Cette affaire porte sur la question de savoir si le droit d’appel d’un titulaire de visa de résident permanent est supprimé lorsqu’un retard administratif hors du contrôle du titulaire du visa entraîne l’expiration de son visa.

Dans cette affaire, la Division d’appel de l’immigration a statué qu’un titulaire de visa de résident permanent n’a pas le droit d’interjeter appel d’une ordonnance d’exclusion parce qu’au moment où l’ordonnance d’exclusion était arrivée, le visa avait expiré et que le demandeur n’était plus titulaire d’un visa.

La CCLA intervient dans cette affaire devant la Cour suprême du Canada afin de s’assurer qu’il existe un accès significatif à un droit d’appel statutaire dans les décisions judiciaires.

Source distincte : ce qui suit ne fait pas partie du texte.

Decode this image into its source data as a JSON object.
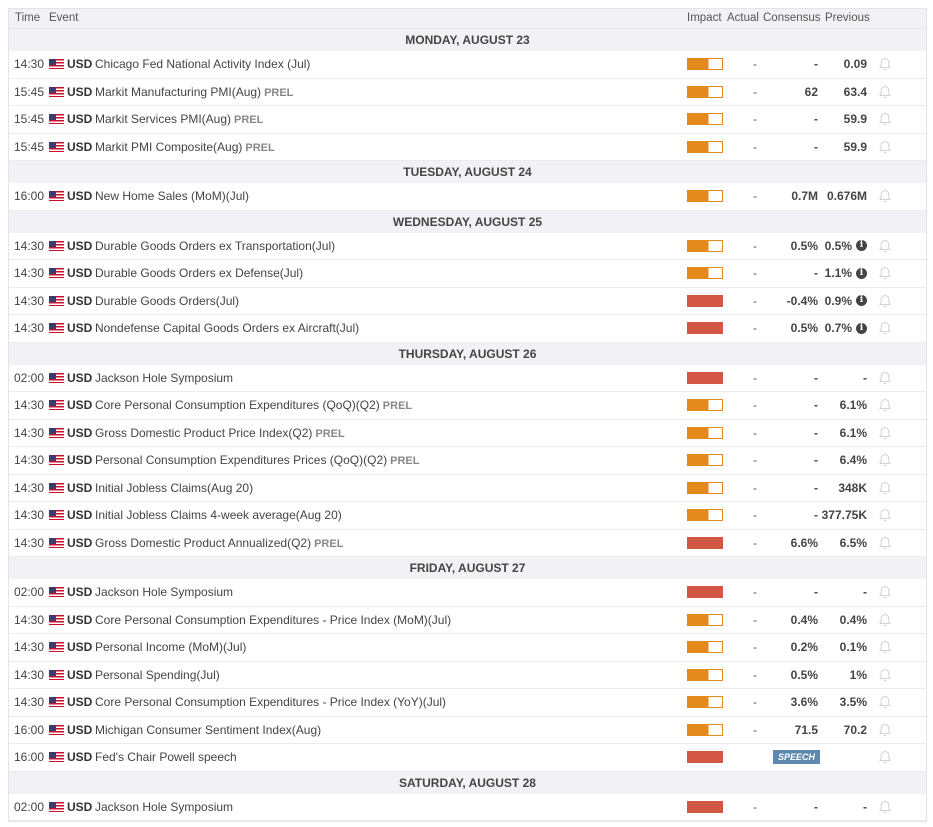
{
  "header": {
    "time": "Time",
    "event": "Event",
    "impact": "Impact",
    "actual": "Actual",
    "consensus": "Consensus",
    "previous": "Previous"
  },
  "colors": {
    "medium": "#e4891b",
    "high": "#d35745",
    "speech": "#5f88ae"
  },
  "days": [
    {
      "label": "MONDAY, AUGUST 23",
      "events": [
        {
          "time": "14:30",
          "currency": "USD",
          "name": "Chicago Fed National Activity Index (Jul)",
          "tag": "",
          "impact": "medium",
          "actual": "-",
          "consensus": "-",
          "previous": "0.09",
          "info": false
        },
        {
          "time": "15:45",
          "currency": "USD",
          "name": "Markit Manufacturing PMI(Aug)",
          "tag": "PREL",
          "impact": "medium",
          "actual": "-",
          "consensus": "62",
          "previous": "63.4",
          "info": false
        },
        {
          "time": "15:45",
          "currency": "USD",
          "name": "Markit Services PMI(Aug)",
          "tag": "PREL",
          "impact": "medium",
          "actual": "-",
          "consensus": "-",
          "previous": "59.9",
          "info": false
        },
        {
          "time": "15:45",
          "currency": "USD",
          "name": "Markit PMI Composite(Aug)",
          "tag": "PREL",
          "impact": "medium",
          "actual": "-",
          "consensus": "-",
          "previous": "59.9",
          "info": false
        }
      ]
    },
    {
      "label": "TUESDAY, AUGUST 24",
      "events": [
        {
          "time": "16:00",
          "currency": "USD",
          "name": "New Home Sales (MoM)(Jul)",
          "tag": "",
          "impact": "medium",
          "actual": "-",
          "consensus": "0.7M",
          "previous": "0.676M",
          "info": false
        }
      ]
    },
    {
      "label": "WEDNESDAY, AUGUST 25",
      "events": [
        {
          "time": "14:30",
          "currency": "USD",
          "name": "Durable Goods Orders ex Transportation(Jul)",
          "tag": "",
          "impact": "medium",
          "actual": "-",
          "consensus": "0.5%",
          "previous": "0.5%",
          "info": true
        },
        {
          "time": "14:30",
          "currency": "USD",
          "name": "Durable Goods Orders ex Defense(Jul)",
          "tag": "",
          "impact": "medium",
          "actual": "-",
          "consensus": "-",
          "previous": "1.1%",
          "info": true
        },
        {
          "time": "14:30",
          "currency": "USD",
          "name": "Durable Goods Orders(Jul)",
          "tag": "",
          "impact": "high",
          "actual": "-",
          "consensus": "-0.4%",
          "previous": "0.9%",
          "info": true
        },
        {
          "time": "14:30",
          "currency": "USD",
          "name": "Nondefense Capital Goods Orders ex Aircraft(Jul)",
          "tag": "",
          "impact": "high",
          "actual": "-",
          "consensus": "0.5%",
          "previous": "0.7%",
          "info": true
        }
      ]
    },
    {
      "label": "THURSDAY, AUGUST 26",
      "events": [
        {
          "time": "02:00",
          "currency": "USD",
          "name": "Jackson Hole Symposium",
          "tag": "",
          "impact": "high",
          "actual": "-",
          "consensus": "-",
          "previous": "-",
          "info": false
        },
        {
          "time": "14:30",
          "currency": "USD",
          "name": "Core Personal Consumption Expenditures (QoQ)(Q2)",
          "tag": "PREL",
          "impact": "medium",
          "actual": "-",
          "consensus": "-",
          "previous": "6.1%",
          "info": false
        },
        {
          "time": "14:30",
          "currency": "USD",
          "name": "Gross Domestic Product Price Index(Q2)",
          "tag": "PREL",
          "impact": "medium",
          "actual": "-",
          "consensus": "-",
          "previous": "6.1%",
          "info": false
        },
        {
          "time": "14:30",
          "currency": "USD",
          "name": "Personal Consumption Expenditures Prices (QoQ)(Q2)",
          "tag": "PREL",
          "impact": "medium",
          "actual": "-",
          "consensus": "-",
          "previous": "6.4%",
          "info": false
        },
        {
          "time": "14:30",
          "currency": "USD",
          "name": "Initial Jobless Claims(Aug 20)",
          "tag": "",
          "impact": "medium",
          "actual": "-",
          "consensus": "-",
          "previous": "348K",
          "info": false
        },
        {
          "time": "14:30",
          "currency": "USD",
          "name": "Initial Jobless Claims 4-week average(Aug 20)",
          "tag": "",
          "impact": "medium",
          "actual": "-",
          "consensus": "-",
          "previous": "377.75K",
          "info": false
        },
        {
          "time": "14:30",
          "currency": "USD",
          "name": "Gross Domestic Product Annualized(Q2)",
          "tag": "PREL",
          "impact": "high",
          "actual": "-",
          "consensus": "6.6%",
          "previous": "6.5%",
          "info": false
        }
      ]
    },
    {
      "label": "FRIDAY, AUGUST 27",
      "events": [
        {
          "time": "02:00",
          "currency": "USD",
          "name": "Jackson Hole Symposium",
          "tag": "",
          "impact": "high",
          "actual": "-",
          "consensus": "-",
          "previous": "-",
          "info": false
        },
        {
          "time": "14:30",
          "currency": "USD",
          "name": "Core Personal Consumption Expenditures - Price Index (MoM)(Jul)",
          "tag": "",
          "impact": "medium",
          "actual": "-",
          "consensus": "0.4%",
          "previous": "0.4%",
          "info": false
        },
        {
          "time": "14:30",
          "currency": "USD",
          "name": "Personal Income (MoM)(Jul)",
          "tag": "",
          "impact": "medium",
          "actual": "-",
          "consensus": "0.2%",
          "previous": "0.1%",
          "info": false
        },
        {
          "time": "14:30",
          "currency": "USD",
          "name": "Personal Spending(Jul)",
          "tag": "",
          "impact": "medium",
          "actual": "-",
          "consensus": "0.5%",
          "previous": "1%",
          "info": false
        },
        {
          "time": "14:30",
          "currency": "USD",
          "name": "Core Personal Consumption Expenditures - Price Index (YoY)(Jul)",
          "tag": "",
          "impact": "medium",
          "actual": "-",
          "consensus": "3.6%",
          "previous": "3.5%",
          "info": false
        },
        {
          "time": "16:00",
          "currency": "USD",
          "name": "Michigan Consumer Sentiment Index(Aug)",
          "tag": "",
          "impact": "medium",
          "actual": "-",
          "consensus": "71.5",
          "previous": "70.2",
          "info": false
        },
        {
          "time": "16:00",
          "currency": "USD",
          "name": "Fed's Chair Powell speech",
          "tag": "",
          "impact": "high",
          "speech": "SPEECH",
          "info": false
        }
      ]
    },
    {
      "label": "SATURDAY, AUGUST 28",
      "events": [
        {
          "time": "02:00",
          "currency": "USD",
          "name": "Jackson Hole Symposium",
          "tag": "",
          "impact": "high",
          "actual": "-",
          "consensus": "-",
          "previous": "-",
          "info": false
        }
      ]
    }
  ]
}
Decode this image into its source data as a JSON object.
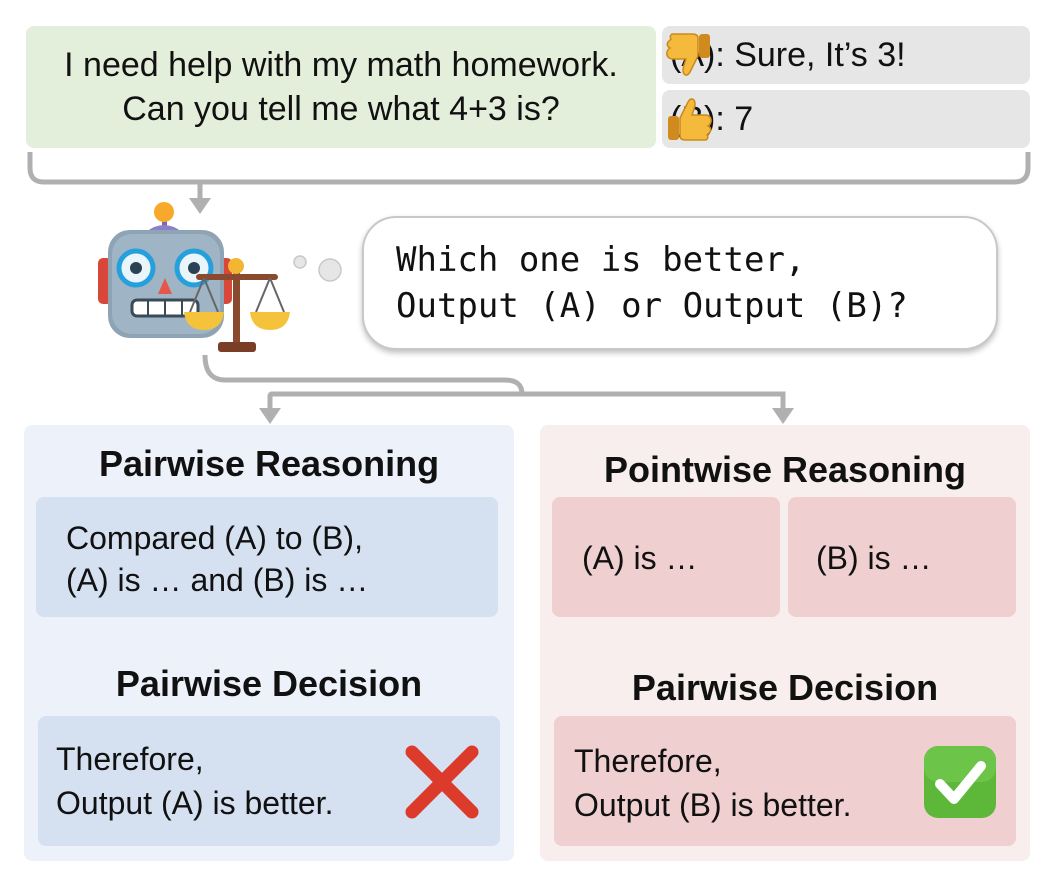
{
  "prompt": {
    "line1": "I need help with my math homework.",
    "line2": "Can you tell me what 4+3 is?"
  },
  "responses": [
    {
      "label": "(A): Sure, It’s 3!",
      "icon": "thumbs-down-icon"
    },
    {
      "label": "(B): 7",
      "icon": "thumbs-up-icon"
    }
  ],
  "question": {
    "line1": "Which one is better,",
    "line2": "Output (A) or Output (B)?"
  },
  "pairwise": {
    "heading": "Pairwise Reasoning",
    "reasoning_line1": "Compared (A) to (B),",
    "reasoning_line2": "(A) is … and (B) is …",
    "decision_heading": "Pairwise Decision",
    "decision_line1": "Therefore,",
    "decision_line2": "Output (A) is better.",
    "result_icon": "red-cross-icon"
  },
  "pointwise": {
    "heading": "Pointwise Reasoning",
    "reasoning_a": "(A) is …",
    "reasoning_b": "(B) is …",
    "decision_heading": "Pairwise Decision",
    "decision_line1": "Therefore,",
    "decision_line2": "Output (B) is better.",
    "result_icon": "green-check-icon"
  },
  "colors": {
    "prompt_bg": "#e3eedb",
    "response_bg": "#e6e6e6",
    "pairwise_panel_bg": "#edf2fa",
    "pairwise_box_bg": "#d5e0f1",
    "pointwise_panel_bg": "#f9eeee",
    "pointwise_box_bg": "#efcfcf",
    "connector": "#b0b0b0"
  }
}
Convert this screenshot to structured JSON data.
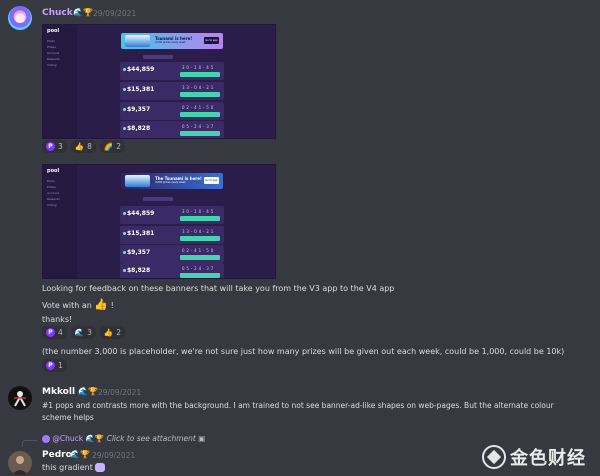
{
  "messages": [
    {
      "username": "Chuck",
      "username_color": "#c9a0ff",
      "badges": "🌊🏆",
      "timestamp": "29/09/2021",
      "screenshots": [
        {
          "app_logo": "pool",
          "nav_items": [
            "Pools",
            "Prizes",
            "Account",
            "Rewards",
            "Voting"
          ],
          "banner_title": "Tsunami is here!",
          "banner_subtitle": "3,000 prizes every week",
          "banner_button": "Go to app",
          "pools": [
            {
              "amount": "$44,859",
              "digits": "3 0 - 1 0 - 4 5"
            },
            {
              "amount": "$15,381",
              "digits": "3 3 - 0 4 - 2 1"
            },
            {
              "amount": "$9,357",
              "digits": "0 2 - 4 1 - 5 0"
            },
            {
              "amount": "$8,828",
              "digits": "0 5 - 2 4 - 3 7"
            }
          ]
        },
        {
          "app_logo": "pool",
          "nav_items": [
            "Pools",
            "Prizes",
            "Account",
            "Rewards",
            "Voting"
          ],
          "banner_title": "The Tsunami is here!",
          "banner_subtitle": "3,000 prizes every week",
          "banner_button": "Go to app",
          "pools": [
            {
              "amount": "$44,859",
              "digits": "3 0 - 1 0 - 4 5"
            },
            {
              "amount": "$15,381",
              "digits": "3 3 - 0 4 - 2 1"
            },
            {
              "amount": "$9,357",
              "digits": "0 2 - 4 1 - 5 0"
            },
            {
              "amount": "$8,828",
              "digits": "0 5 - 2 4 - 3 7"
            }
          ]
        }
      ],
      "reactions_top": [
        {
          "emoji": "P",
          "count": "3"
        },
        {
          "emoji": "👍",
          "count": "8"
        },
        {
          "emoji": "🌈",
          "count": "2"
        }
      ],
      "lines": [
        "Looking for feedback on these banners that will take you from the V3 app to the V4 app",
        "Vote with an",
        "thanks!"
      ],
      "vote_emoji": "👍",
      "vote_suffix": "!",
      "reactions_mid": [
        {
          "emoji": "P",
          "count": "4"
        },
        {
          "emoji": "🌊",
          "count": "3"
        },
        {
          "emoji": "👍",
          "count": "2"
        }
      ],
      "note": "(the number 3,000 is placeholder, we're not sure just how many prizes will be given out each week, could be 1,000, could be 10k)",
      "reactions_note": [
        {
          "emoji": "P",
          "count": "1"
        }
      ]
    },
    {
      "username": "Mkkoll",
      "username_color": "#ffffff",
      "badges": "🌊🏆",
      "timestamp": "29/09/2021",
      "lines": [
        "#1 pops and contrasts more with the background. I am trained to not see banner-ad-like shapes on web-pages. But the alternate colour",
        "scheme helps"
      ]
    },
    {
      "reply_user": "@Chuck",
      "reply_badges": "🌊🏆",
      "reply_text": "Click to see attachment",
      "username": "Pedro",
      "username_color": "#ffffff",
      "badges": "🌊🏆",
      "timestamp": "29/09/2021",
      "lines": [
        "this gradient"
      ]
    }
  ],
  "watermark": "金色财经",
  "colors": {
    "background": "#36393f",
    "reaction_bg": "#2f3136",
    "text": "#dcddde",
    "muted": "#72767d",
    "app_bg": "#2a1d4a",
    "accent": "#46d3b0"
  }
}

La CCLA soutient que les droits d’appel statutaire doivent être interprétés conformément aux principes fondamentaux de l’état de droit et de l’équité procédurale.

La CCLA est reconnaissante d’être représentée bénévolement dans cette intervention par Nadia Effendi et Teagan Markin de BLG LLP

À propos de l’Association canadienne des libertés civiles

La CCLA est une organisation indépendante à but non lucratif avec des partisans de partout au pays. Fondée en 1964, la CCLA est une organisation nationale de défense des droits humains engagée à défendre les droits, la dignité, la sécurité et les libertés de toutes les personnes au Canada.